AbstractPlasmodium parasites are reliant on the Apicomplexan AP2 (ApiAP2) transcription factor family to regulate gene expression programs. AP2 DNA binding domains have no homologs in the human or mosquito host genomes, making them potential antimalarial drug targets. Using an in-silico screen to dock thousands of small molecules into the crystal structure of the AP2-EXP (Pf3D7_1466400) AP2 domain (PDB:3IGM), we identified compounds that interact with this domain. Four compounds were found to compete for DNA binding with AP2-EXP and at least one additional ApiAP2 protein. Our top ApiAP2 competitor compound perturbs the transcriptome of P. falciparum trophozoites and results in a decrease in abundance of log2 fold change > 2 for 50% (46/93) of AP2-EXP target genes.
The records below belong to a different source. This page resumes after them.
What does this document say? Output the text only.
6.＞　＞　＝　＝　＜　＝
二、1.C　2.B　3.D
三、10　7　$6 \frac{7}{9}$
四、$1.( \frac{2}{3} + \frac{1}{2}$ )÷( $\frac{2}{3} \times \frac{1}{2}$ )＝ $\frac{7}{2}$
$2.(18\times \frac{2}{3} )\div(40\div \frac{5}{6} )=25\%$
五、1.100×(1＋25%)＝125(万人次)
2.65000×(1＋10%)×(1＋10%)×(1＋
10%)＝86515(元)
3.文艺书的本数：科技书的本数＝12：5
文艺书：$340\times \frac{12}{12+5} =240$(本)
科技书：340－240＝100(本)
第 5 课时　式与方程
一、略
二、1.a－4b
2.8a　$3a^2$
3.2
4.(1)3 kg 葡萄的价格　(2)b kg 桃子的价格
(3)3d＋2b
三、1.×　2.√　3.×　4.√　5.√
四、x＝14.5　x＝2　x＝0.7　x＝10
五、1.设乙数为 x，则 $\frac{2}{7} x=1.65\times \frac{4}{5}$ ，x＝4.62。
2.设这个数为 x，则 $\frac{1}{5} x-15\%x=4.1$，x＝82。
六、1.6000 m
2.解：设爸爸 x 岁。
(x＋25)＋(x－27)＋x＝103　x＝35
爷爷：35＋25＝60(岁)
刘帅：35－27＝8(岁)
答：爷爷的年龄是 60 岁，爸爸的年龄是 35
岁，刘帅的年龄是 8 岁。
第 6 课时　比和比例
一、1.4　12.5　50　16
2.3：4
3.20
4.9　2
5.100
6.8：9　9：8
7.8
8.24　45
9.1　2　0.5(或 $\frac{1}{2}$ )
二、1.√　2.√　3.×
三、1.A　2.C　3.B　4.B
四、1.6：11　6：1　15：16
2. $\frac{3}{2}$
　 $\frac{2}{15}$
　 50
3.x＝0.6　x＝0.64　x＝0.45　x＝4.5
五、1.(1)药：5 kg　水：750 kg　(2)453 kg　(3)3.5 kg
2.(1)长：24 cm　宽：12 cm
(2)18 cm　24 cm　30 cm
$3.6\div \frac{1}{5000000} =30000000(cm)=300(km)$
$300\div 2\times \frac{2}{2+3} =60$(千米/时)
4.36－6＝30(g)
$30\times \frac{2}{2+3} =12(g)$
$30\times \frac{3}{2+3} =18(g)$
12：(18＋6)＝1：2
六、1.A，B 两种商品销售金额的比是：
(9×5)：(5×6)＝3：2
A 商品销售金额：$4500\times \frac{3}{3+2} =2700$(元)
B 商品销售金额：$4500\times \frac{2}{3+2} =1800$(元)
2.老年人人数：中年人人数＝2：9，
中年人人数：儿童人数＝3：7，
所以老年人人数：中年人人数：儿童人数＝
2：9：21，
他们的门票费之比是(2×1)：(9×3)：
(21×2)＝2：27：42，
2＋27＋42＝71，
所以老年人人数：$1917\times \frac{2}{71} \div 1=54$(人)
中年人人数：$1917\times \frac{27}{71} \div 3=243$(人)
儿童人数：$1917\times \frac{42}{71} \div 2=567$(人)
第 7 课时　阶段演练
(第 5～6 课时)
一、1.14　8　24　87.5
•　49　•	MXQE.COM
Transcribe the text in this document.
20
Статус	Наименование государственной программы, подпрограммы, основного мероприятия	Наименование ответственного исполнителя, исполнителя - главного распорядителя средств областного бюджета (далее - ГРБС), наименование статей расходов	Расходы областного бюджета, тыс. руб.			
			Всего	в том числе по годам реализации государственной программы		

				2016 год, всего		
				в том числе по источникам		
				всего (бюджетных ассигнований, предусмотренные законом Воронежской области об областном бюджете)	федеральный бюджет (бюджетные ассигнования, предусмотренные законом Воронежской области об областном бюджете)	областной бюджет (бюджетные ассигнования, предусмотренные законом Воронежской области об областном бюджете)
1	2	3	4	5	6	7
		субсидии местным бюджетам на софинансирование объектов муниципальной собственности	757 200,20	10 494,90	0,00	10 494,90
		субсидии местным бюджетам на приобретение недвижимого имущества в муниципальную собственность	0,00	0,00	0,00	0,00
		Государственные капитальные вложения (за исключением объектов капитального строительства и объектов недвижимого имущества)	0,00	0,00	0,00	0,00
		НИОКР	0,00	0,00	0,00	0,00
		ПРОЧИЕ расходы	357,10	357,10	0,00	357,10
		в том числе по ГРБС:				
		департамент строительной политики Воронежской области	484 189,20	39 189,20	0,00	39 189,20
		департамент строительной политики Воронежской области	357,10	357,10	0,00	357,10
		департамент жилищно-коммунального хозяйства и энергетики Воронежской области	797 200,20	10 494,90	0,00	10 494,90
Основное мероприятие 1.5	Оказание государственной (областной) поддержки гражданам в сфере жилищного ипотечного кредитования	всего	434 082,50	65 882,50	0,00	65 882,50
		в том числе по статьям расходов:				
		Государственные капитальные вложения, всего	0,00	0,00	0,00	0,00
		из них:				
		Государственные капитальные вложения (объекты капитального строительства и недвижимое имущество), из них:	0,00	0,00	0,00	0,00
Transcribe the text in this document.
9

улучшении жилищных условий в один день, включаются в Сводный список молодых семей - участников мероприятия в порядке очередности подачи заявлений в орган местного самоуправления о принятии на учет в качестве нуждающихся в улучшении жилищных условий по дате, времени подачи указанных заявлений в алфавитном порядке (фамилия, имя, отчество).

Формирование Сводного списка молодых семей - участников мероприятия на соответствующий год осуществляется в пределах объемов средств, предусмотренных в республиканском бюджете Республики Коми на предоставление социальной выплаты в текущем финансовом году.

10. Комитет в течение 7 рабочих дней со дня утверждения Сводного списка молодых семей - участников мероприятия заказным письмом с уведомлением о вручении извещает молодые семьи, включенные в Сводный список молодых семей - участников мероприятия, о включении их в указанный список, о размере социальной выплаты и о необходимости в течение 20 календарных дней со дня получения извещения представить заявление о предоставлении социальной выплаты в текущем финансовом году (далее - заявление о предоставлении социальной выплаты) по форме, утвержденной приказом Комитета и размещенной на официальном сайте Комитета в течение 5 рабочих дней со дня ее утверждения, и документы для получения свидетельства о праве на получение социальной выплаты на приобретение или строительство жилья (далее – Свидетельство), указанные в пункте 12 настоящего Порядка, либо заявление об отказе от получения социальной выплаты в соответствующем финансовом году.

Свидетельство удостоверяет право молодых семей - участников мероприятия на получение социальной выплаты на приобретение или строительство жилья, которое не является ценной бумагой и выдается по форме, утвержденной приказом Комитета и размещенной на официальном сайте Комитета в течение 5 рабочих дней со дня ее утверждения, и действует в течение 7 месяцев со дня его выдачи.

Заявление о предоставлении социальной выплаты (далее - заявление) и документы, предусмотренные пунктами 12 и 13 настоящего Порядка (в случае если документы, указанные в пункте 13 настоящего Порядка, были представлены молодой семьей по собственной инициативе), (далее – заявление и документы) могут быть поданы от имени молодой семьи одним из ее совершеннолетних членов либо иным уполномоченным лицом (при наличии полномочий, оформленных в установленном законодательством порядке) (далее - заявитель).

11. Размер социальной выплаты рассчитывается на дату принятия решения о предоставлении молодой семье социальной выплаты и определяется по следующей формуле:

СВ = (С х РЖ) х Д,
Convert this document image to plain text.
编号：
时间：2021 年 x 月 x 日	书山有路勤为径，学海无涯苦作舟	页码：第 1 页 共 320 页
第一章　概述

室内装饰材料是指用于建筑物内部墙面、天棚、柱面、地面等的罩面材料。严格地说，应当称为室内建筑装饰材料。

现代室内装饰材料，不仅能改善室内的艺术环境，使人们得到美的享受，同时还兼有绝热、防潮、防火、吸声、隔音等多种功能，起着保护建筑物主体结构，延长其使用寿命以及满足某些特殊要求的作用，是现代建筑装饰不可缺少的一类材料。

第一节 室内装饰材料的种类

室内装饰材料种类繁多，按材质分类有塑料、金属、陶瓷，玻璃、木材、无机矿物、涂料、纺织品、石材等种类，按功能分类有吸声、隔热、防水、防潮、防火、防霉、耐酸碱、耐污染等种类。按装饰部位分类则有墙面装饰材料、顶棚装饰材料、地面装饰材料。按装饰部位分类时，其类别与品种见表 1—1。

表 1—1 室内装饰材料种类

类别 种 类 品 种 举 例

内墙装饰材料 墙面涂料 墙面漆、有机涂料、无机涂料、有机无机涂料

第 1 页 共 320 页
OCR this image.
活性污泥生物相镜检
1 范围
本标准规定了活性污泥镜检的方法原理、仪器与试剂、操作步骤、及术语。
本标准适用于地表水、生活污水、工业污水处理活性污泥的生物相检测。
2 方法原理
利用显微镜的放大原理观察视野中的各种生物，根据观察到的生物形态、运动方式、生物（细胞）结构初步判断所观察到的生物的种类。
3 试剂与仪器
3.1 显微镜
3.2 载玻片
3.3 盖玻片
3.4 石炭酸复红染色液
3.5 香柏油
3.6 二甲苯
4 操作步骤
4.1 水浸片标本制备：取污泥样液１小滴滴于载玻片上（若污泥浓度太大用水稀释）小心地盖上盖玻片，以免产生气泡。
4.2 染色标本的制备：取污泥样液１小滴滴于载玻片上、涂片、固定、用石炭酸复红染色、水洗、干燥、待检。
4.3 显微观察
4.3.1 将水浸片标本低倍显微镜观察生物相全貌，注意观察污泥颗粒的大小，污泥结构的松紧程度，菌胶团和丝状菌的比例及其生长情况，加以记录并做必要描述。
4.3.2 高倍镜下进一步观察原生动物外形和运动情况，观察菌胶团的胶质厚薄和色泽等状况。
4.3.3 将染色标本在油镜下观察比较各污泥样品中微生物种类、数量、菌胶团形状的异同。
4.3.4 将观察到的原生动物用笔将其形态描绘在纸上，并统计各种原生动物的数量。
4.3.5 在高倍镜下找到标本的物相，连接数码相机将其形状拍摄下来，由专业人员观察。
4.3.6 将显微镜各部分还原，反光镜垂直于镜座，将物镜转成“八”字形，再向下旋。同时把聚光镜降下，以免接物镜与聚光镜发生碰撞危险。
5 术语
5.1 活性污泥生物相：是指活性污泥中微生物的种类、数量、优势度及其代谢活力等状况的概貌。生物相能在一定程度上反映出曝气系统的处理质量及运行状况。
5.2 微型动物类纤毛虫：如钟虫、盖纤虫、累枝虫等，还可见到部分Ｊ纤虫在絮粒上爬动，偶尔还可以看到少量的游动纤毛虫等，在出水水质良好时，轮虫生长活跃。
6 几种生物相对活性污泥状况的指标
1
Additionally, two ApiAP2 competitor compounds have multi-stage anti-Plasmodium activity against blood and mosquito stage parasites. In summary, we describe a novel set of antimalarial compounds that are targeted against the ApiAP2 family of proteins. These compounds may be used for future chemical genetic interrogation of ApiAP2 proteins or serve as starting points for a new class of antimalarial therapeutics.Author SummaryPlasmodium parasites are the causative agent of malaria, which resulted in over 600,000 deaths in 2021. Due to resistance arising for every antimalarial therapeutic deployed to date, new drug targets and druggable pathways must be explored. To address this concern, we used a molecular docking screen to predict competitors of DNA binding by the parasite specific family of Apicomplexan AP2 (ApiAP2) transcription factor proteins for testing in vitro and in vivo. We find that ApiAP2 competing compounds have antimalarial activity consistent with the disruption of gene regulation. This work will further our understanding of both the biological role and targetability of parasite transcriptional regulation.